While we can find many differences between the programs put forward by Clinton and Trump, more unites the candidates than divides them. Each are members of the ultra-rich elite (Clinton famously attended Trump’s 2005 wedding and Trump donated over $100,000 to the Clinton Foundation). Both supported the war in Iraq (though Trump now denies it), the war in Afghanistan, and the ongoing “war on ISIS” across the Middle East—wars that have killed at least hundreds of thousands in the past decade and a half. Both cheer Israel’s brutal and colonial occupation of Palestine. Both support the model of free trade — much has been made of Trump’s criticism of NAFTA, but we should remember his comments in the most recent debate that there would be “more free trade deals” under his presidency, so long as they were re-negotiated to be more favorable to American, rather than foreign, businesses.

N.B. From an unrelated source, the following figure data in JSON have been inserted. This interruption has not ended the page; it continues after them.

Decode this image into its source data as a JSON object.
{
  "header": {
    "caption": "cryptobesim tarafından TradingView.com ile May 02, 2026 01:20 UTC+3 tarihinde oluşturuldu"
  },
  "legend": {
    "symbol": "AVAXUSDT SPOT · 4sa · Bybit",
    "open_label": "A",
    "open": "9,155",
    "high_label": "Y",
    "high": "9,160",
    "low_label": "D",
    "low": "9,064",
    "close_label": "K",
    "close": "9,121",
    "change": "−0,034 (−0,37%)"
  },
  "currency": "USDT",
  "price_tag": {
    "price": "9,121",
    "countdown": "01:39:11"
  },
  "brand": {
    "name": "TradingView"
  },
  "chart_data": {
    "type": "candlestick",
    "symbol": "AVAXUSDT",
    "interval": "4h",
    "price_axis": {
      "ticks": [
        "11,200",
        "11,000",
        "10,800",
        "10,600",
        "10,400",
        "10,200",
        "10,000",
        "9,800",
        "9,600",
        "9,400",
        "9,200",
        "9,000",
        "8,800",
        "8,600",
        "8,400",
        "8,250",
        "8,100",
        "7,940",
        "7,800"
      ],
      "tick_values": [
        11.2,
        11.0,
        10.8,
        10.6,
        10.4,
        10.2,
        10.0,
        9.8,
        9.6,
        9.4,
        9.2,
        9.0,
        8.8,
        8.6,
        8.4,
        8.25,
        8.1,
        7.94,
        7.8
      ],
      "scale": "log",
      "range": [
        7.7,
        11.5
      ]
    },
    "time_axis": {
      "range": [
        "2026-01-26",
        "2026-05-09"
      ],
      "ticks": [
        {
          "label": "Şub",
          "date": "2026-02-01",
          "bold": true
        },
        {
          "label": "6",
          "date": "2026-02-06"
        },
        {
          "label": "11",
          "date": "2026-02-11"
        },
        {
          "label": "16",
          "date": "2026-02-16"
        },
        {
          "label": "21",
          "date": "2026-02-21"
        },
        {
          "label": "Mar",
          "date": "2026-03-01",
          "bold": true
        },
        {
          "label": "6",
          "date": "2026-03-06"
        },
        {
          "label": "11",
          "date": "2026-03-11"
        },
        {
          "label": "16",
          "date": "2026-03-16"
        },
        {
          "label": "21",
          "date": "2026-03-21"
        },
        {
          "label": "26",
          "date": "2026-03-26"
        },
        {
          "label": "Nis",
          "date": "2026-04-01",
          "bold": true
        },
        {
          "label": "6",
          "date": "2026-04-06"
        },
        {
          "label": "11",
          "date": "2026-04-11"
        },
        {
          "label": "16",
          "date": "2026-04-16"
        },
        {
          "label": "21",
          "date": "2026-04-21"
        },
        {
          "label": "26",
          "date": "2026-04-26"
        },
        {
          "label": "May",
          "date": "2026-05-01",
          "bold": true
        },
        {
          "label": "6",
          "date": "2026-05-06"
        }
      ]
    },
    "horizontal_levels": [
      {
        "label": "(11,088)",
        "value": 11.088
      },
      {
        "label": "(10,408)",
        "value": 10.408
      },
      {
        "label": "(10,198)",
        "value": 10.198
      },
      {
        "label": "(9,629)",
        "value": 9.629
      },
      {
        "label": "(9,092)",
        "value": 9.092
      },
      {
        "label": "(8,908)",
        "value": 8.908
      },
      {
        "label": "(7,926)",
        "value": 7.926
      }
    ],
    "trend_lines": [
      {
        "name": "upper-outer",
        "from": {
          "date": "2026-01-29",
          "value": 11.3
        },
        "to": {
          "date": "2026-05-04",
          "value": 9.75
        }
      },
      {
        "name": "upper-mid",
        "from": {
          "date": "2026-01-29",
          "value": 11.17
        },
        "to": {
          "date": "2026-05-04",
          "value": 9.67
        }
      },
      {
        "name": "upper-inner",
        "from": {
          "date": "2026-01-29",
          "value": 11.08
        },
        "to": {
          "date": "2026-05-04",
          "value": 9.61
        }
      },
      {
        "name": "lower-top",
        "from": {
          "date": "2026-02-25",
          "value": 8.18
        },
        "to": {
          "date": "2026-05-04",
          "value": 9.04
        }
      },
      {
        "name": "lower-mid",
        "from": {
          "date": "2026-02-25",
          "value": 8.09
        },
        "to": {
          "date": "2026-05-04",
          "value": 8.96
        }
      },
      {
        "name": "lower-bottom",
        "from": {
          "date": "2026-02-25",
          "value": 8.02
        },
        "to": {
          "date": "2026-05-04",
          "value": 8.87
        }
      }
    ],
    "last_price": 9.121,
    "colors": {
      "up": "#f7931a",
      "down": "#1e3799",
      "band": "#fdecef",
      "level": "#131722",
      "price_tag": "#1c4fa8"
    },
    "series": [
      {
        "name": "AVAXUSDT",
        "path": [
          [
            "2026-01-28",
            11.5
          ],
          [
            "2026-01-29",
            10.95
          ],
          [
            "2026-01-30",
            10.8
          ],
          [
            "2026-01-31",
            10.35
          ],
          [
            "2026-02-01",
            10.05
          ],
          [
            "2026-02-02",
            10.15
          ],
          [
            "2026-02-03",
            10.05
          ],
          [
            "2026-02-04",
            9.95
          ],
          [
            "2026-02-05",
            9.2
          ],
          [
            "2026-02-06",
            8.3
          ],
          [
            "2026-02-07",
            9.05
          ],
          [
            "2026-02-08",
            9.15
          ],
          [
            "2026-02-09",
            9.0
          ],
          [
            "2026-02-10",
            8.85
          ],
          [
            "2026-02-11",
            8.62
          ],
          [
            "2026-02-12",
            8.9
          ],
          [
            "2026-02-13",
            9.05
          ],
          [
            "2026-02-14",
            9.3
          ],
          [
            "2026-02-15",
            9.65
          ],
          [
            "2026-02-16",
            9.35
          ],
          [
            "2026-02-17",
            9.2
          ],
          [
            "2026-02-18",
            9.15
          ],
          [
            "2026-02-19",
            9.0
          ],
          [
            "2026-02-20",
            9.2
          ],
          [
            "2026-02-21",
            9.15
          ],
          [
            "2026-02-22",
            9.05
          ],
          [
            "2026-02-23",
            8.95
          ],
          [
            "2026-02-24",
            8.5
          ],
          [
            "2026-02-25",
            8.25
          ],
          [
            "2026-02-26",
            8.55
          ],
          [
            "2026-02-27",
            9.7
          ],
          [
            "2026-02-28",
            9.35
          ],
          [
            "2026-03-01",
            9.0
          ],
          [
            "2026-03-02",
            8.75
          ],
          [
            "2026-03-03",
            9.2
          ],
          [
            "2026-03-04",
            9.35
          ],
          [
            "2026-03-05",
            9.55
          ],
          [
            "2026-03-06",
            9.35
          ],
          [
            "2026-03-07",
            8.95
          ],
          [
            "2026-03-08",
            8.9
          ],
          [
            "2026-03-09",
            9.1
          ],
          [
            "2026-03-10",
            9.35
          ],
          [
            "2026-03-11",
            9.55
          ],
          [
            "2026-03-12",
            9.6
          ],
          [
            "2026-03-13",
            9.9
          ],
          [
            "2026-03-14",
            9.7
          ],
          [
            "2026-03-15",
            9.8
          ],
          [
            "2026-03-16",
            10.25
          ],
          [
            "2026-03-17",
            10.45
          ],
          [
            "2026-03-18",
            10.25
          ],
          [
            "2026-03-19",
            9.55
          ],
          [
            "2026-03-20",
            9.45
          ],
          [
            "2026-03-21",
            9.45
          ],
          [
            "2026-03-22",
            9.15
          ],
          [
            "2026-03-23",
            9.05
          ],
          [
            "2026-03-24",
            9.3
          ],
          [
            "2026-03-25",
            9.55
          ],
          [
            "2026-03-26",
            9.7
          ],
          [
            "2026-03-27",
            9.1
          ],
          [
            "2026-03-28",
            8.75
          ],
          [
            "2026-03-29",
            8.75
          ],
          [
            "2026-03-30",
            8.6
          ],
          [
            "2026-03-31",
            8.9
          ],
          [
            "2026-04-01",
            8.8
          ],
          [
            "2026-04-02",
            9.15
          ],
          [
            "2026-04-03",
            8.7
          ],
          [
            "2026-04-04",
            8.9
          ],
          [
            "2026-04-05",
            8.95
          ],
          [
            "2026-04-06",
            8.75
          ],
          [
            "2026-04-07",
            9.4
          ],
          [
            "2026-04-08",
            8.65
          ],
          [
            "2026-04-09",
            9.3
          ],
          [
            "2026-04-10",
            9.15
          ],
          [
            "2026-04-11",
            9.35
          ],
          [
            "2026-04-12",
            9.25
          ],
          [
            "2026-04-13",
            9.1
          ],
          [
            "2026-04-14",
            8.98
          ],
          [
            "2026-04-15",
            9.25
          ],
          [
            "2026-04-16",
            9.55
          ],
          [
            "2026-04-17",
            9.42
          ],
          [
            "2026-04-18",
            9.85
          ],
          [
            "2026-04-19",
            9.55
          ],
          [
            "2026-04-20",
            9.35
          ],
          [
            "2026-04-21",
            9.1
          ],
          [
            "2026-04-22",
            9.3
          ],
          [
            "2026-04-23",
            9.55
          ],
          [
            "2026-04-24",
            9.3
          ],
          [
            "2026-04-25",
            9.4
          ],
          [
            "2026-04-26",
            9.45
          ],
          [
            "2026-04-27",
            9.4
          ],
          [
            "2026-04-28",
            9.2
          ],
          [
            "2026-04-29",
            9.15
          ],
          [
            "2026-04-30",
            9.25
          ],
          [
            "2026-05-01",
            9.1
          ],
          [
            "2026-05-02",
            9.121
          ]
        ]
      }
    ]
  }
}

Given the relatively high support for third party candidacies this year, we must also point out that we cannot support the candidacies of Green Party candidate Jill Stein and Libertarian Gary Johnson. Johnson, who advocates expanding charter schools, cutting environmental regulations, and slashing taxes for the rich is simply another Republican free-market purist in the mold of Rand Paul. Stein’s candidacy has captured support from a significant portion of the left, along with many Sanders voters who, rightly, could not stomach voting for Clinton. We are encouraged that many thousands of youth are turning away from the Democrats and seeking an alternative. However, the Green Party’s vision of an eco-friendly capitalism offers no way out of the current crisis. Nor has the campaign shown itself to be particularly dynamic—unable to connect to, express and strengthen the most dynamic movements in the US right now, Black Lives Matter and the Native American struggle against the North Dakota Access Pipeline. These two candidates cannot and do not represent the rage against racism and questioning of the capitalist system by large sectors of Americans, and especially young people.
The great American socialist, Eugene Debs, who won 6 percent of the popular vote as a presidential candidate in 1912, described the two-party system best: The worker has “no choice between these two capitalist parties, that they are both pledged to the same system and that whether the one or the other succeeds, he [sic] will still remain the wage-working slave he is today.”
What is needed to confront the current crisis, and with it, the misery, endless wars and environmental disaster, is not the lesser of two evils, but a working class party that challenges the capitalists for power. Neither Trump nor Clinton offer us any hope. To win the world we want, we must mobilize workers, youth, women, and oppressed people, we must organize a political alternative, and we must declare unequivocally: Not With Them.